James Travis Tritt showed an early interest in and talent for music when he sang with his Sunday school choir. By age eight, he’d taught himself to play a few songs on the guitar and a year later was performing at school. Later, he joined the church band, and by the time he was in high school, he was writing his own songs. After high school, Tritt took a job at an air conditioning company and played gigs on the side. A bandmate encouraged him to quit his day job and pursue music full-time. Tritt took the leap and dedicated himself to country music. His father was less than pleased. His mother was more supportive, however, she preferred that he play Christian music, not country.

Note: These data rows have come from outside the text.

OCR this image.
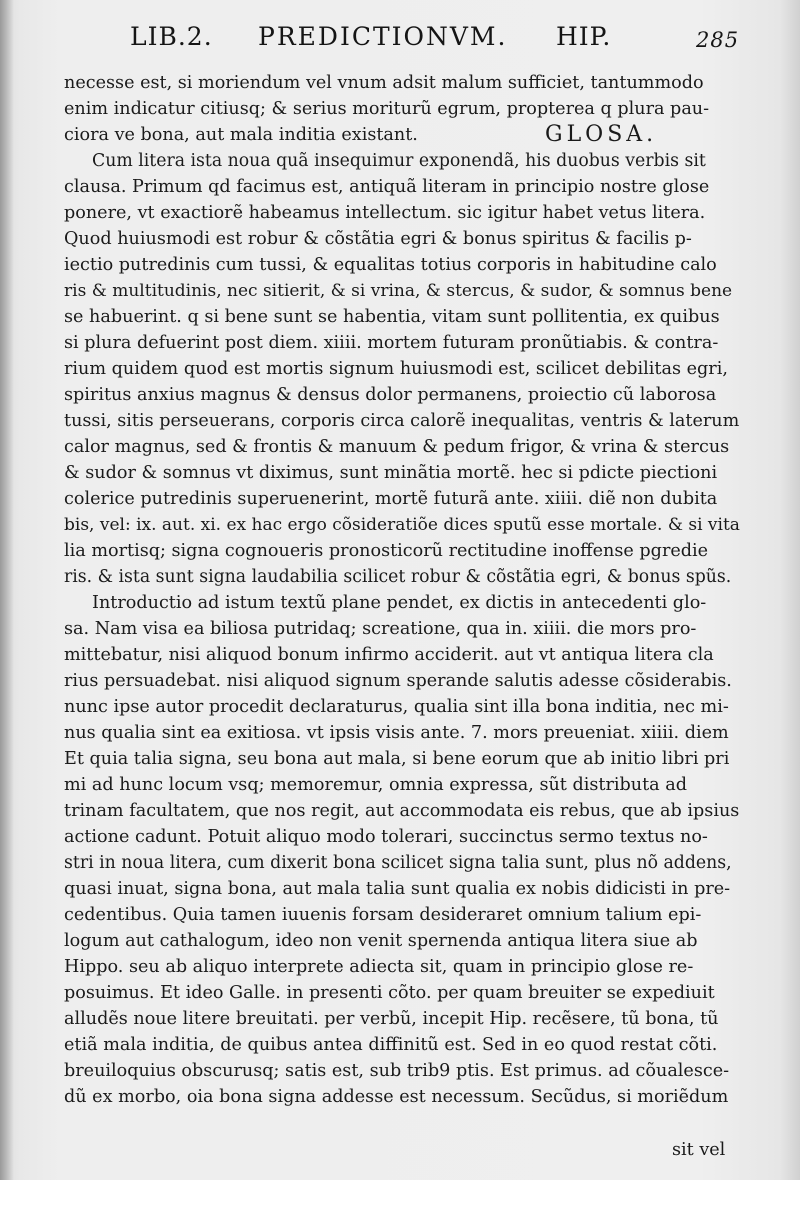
LIB.2. PREDICTIONVM. HIP.	285
necesse est, si moriendum vel vnum adsit malum sufficiet, tantummodo
enim indicatur citiusq; & serius moriturũ egrum, propterea q plura pau-
ciora ve bona, aut mala inditia existant.
Cum litera ista noua quã insequimur exponendã, his duobus verbis sit
clausa. Primum qd facimus est, antiquã literam in principio nostre glose
ponere, vt exactiorẽ habeamus intellectum. sic igitur habet vetus litera.
Quod huiusmodi est robur & cõstãtia egri & bonus spiritus & facilis p-
iectio putredinis cum tussi, & equalitas totius corporis in habitudine calo
ris & multitudinis, nec sitierit, & si vrina, & stercus, & sudor, & somnus bene
se habuerint. q si bene sunt se habentia, vitam sunt pollitentia, ex quibus
si plura defuerint post diem. xiiii. mortem futuram pronũtiabis. & contra-
rium quidem quod est mortis signum huiusmodi est, scilicet debilitas egri,
spiritus anxius magnus & densus dolor permanens, proiectio cũ laborosa
tussi, sitis perseuerans, corporis circa calorẽ inequalitas, ventris & laterum
calor magnus, sed & frontis & manuum & pedum frigor, & vrina & stercus
& sudor & somnus vt diximus, sunt minãtia mortẽ. hec si pdicte piectioni
colerice putredinis superuenerint, mortẽ futurã ante. xiiii. diẽ non dubita
bis, vel: ix. aut. xi. ex hac ergo cõsideratiõe dices sputũ esse mortale. & si vita
lia mortisq; signa cognoueris pronosticorũ rectitudine inoffense pgredie
ris. & ista sunt signa laudabilia scilicet robur & cõstãtia egri, & bonus spũs.
Introductio ad istum textũ plane pendet, ex dictis in antecedenti glo-
sa. Nam visa ea biliosa putridaq; screatione, qua in. xiiii. die mors pro-
mittebatur, nisi aliquod bonum infirmo acciderit. aut vt antiqua litera cla
rius persuadebat. nisi aliquod signum sperande salutis adesse cõsiderabis.
nunc ipse autor procedit declaraturus, qualia sint illa bona inditia, nec mi-
nus qualia sint ea exitiosa. vt ipsis visis ante. 7. mors preueniat. xiiii. diem
Et quia talia signa, seu bona aut mala, si bene eorum que ab initio libri pri
mi ad hunc locum vsq; memoremur, omnia expressa, sũt distributa ad
trinam facultatem, que nos regit, aut accommodata eis rebus, que ab ipsius
actione cadunt. Potuit aliquo modo tolerari, succinctus sermo textus no-
stri in noua litera, cum dixerit bona scilicet signa talia sunt, plus nõ addens,
quasi inuat, signa bona, aut mala talia sunt qualia ex nobis didicisti in pre-
cedentibus. Quia tamen iuuenis forsam desideraret omnium talium epi-
logum aut cathalogum, ideo non venit spernenda antiqua litera siue ab
Hippo. seu ab aliquo interprete adiecta sit, quam in principio glose re-
posuimus. Et ideo Galle. in presenti cõto. per quam breuiter se expediuit
alludẽs noue litere breuitati. per verbũ, incepit Hip. recẽsere, tũ bona, tũ
etiã mala inditia, de quibus antea diffinitũ est. Sed in eo quod restat cõti.
breuiloquius obscurusq; satis est, sub trib9 ptis. Est primus. ad cõualesce-
dũ ex morbo, oia bona signa addesse est necessum. Secũdus, si moriẽdum
GLOSA.
sit vel
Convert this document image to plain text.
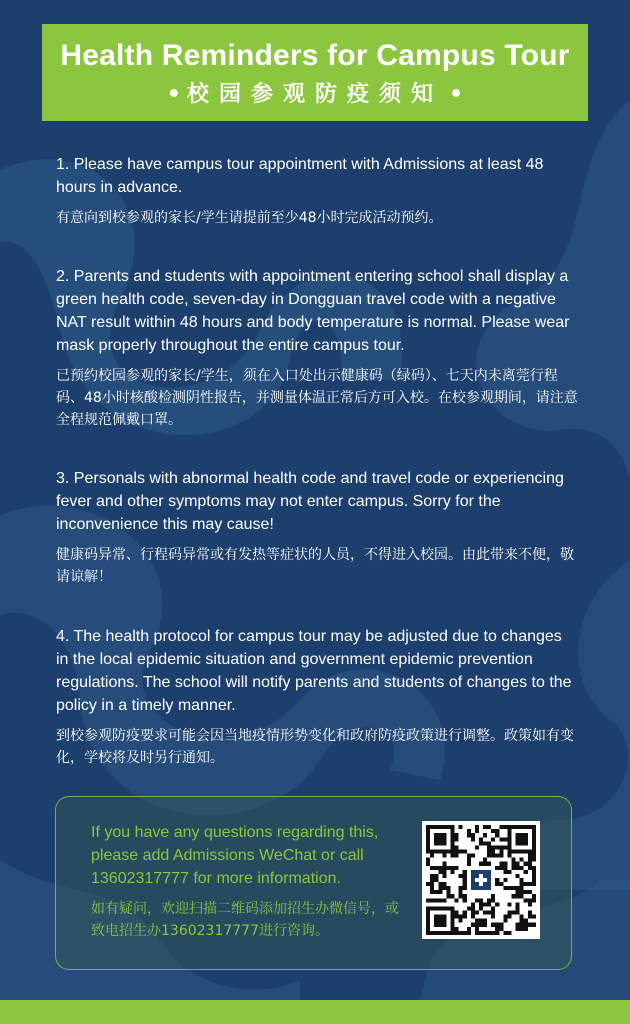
Health Reminders for Campus Tour
• 校园参观防疫须知 •

1. Please have campus tour appointment with Admissions at least 48 hours in advance.

有意向到校参观的家长/学生请提前至少48小时完成活动预约。

2. Parents and students with appointment entering school shall display a green health code, seven-day in Dongguan travel code with a negative NAT result within 48 hours and body temperature is normal. Please wear mask properly throughout the entire campus tour.

已预约校园参观的家长/学生，须在入口处出示健康码（绿码）、七天内未离莞行程码、48小时核酸检测阴性报告，并测量体温正常后方可入校。在校参观期间，请注意全程规范佩戴口罩。

3. Personals with abnormal health code and travel code or experiencing fever and other symptoms may not enter campus. Sorry for the inconvenience this may cause!

健康码异常、行程码异常或有发热等症状的人员，不得进入校园。由此带来不便，敬请谅解！

4. The health protocol for campus tour may be adjusted due to changes in the local epidemic situation and government epidemic prevention regulations. The school will notify parents and students of changes to the policy in a timely manner.

到校参观防疫要求可能会因当地疫情形势变化和政府防疫政策进行调整。政策如有变化，学校将及时另行通知。

If you have any questions regarding this, please add Admissions WeChat or call 13602317777 for more information.

如有疑问，欢迎扫描二维码添加招生办微信号，或致电招生办13602317777进行咨询。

In 1987, he proved his father wrong when he signed with the Nashville division of Warner Bros. Records and produced hit singles with “Country Club,” “Help Me Hold On,” “I’m Gonna Be Somebody,” and “Drift Off to Dream.” His second album, It’s All About to Change, went triple platinum with hit singles “Here’s a Quarter (Call Someone Who Cares),” “Anymore,” “Nothing Short of Dying,” and a duet with Marty Stuart, “Whiskey Ain’t Working,” which won Grammy Awards for Tritt and Stuart for best collaboration with vocals. Over the years, he co-wrote with Lynyrd Skynyrd’s Gary Rossington, covered songs by The Eagles (“Take it Easy”), Waylon Jennings (“Where Corn Don’t Grow”), and Hank Williams (“Move it on Over”), and performed with George Thorogood for a King of the Hill episode soundtrack.
Travis Tritt made his acting debut in the 1993 version of Rio Diablo, also starring fellow country music stars, Kenny Rogers, and Naomi Judd. In the film, Tritt plays newlywed Benjamin Taber, whose bride is kidnapped by bank robbers, and he and craggy bounty hunter Quentin Leech (Rogers) head out to find the outlaws and save his beloved.

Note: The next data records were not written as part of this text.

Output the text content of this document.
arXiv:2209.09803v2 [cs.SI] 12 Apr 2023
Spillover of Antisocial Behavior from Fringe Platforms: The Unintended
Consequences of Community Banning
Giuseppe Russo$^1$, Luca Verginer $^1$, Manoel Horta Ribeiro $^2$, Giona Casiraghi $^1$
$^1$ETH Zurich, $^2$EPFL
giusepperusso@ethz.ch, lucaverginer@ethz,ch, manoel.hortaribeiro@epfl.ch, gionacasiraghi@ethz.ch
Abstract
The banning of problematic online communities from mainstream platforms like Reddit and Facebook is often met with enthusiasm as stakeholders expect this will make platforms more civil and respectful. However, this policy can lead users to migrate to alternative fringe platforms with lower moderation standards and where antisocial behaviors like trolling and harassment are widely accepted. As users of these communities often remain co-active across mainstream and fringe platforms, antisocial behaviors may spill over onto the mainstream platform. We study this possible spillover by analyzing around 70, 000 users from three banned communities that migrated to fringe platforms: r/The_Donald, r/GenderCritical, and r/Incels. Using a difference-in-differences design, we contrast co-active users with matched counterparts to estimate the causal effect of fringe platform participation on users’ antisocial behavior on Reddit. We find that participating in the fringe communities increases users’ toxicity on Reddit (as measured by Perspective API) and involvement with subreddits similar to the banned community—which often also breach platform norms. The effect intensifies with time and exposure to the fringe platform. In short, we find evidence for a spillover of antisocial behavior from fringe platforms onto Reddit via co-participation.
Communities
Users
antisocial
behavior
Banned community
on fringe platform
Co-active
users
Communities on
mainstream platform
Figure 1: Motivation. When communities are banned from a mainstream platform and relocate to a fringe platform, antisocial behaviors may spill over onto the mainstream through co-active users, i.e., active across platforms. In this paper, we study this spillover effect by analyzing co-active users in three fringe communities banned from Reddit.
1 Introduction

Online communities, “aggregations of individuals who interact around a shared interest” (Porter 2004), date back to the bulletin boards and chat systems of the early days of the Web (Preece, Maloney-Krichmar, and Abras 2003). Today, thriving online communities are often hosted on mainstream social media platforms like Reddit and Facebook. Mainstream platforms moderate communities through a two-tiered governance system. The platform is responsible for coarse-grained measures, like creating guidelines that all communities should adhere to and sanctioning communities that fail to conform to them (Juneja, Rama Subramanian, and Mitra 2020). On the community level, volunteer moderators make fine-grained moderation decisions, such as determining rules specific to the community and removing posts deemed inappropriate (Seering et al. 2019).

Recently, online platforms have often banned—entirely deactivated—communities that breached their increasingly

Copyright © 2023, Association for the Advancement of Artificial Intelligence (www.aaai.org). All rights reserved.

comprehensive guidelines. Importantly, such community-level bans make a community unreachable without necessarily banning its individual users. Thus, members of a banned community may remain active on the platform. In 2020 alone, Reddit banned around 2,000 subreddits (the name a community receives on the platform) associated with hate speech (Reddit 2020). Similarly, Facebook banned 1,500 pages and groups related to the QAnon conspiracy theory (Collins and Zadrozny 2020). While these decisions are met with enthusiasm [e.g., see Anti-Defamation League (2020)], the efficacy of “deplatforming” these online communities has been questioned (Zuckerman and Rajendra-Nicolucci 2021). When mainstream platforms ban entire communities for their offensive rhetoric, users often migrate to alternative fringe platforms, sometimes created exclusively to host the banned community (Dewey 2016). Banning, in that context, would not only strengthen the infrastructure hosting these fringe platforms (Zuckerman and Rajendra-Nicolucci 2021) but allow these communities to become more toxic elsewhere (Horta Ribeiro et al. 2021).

The following year, Tritt appeared as a bull rider in the comedic Western crime film, The Cowboy Way (unrelated to INSP’s hit series The Cowboy Way: Alabama) with Woody Harrelson, Kiefer Sutherland, and Dylan McDermott. In 1996, Tritt played himself in the Steve Martin-Dan Aykroyd comedy Sgt. Bilko. The following year, he appeared with Steven Seagal and Kris Kristofferson in Fire Down Below, and again with Kristofferson, along with Willie Nelson and Waylon Jennings, in Outlaw Justice in 1999.

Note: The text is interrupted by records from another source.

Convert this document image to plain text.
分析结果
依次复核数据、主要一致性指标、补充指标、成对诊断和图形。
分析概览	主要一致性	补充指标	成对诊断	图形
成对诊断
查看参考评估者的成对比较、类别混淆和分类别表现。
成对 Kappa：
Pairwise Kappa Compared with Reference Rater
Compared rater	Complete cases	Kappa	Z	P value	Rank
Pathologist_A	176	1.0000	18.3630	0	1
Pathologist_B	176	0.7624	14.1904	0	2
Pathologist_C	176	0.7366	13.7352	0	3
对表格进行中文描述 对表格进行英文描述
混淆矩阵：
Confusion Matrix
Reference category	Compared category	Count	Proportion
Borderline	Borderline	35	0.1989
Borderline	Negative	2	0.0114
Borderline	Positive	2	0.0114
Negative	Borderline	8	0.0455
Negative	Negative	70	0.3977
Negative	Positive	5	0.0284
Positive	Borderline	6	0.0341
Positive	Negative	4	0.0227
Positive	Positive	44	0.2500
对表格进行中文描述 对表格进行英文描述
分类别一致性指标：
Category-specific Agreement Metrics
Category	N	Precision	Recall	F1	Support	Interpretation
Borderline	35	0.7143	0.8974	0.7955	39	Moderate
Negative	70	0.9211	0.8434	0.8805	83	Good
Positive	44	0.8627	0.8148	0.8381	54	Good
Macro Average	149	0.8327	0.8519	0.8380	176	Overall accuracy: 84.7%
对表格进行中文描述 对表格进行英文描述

A year earlier, in 1998, he was in the star-studded movie, The Blues Brothers 2000 as a member of the Louisiana Gator Boys, which included Eric Clapton, Bo Diddley, Isaac Hayes, B.B. King, Lou Rawls, Grover Washington Jr., Steve Winwood, and Paul Shaffer, among other blues, R&B, and rock greats. Other musicians included Aretha Franklin as Mrs. Murphy, Erykah Badu as Queen Moussette, and James Brown as Rev. Cleophus James, and starred Dan Aykroyd as Elwood Blues and John Goodman as Mighty Mack McTeer. Indeed, Tritt was among musical royalty!
Tritt’s more recent roles include Eddie Waters in Brother’s Keeper (2013), Dr. Corey in Let There Be Light (2017) directed by and starring Kevin Sorbo, and a cameo appearance as Walt in Forever My Girl (2018).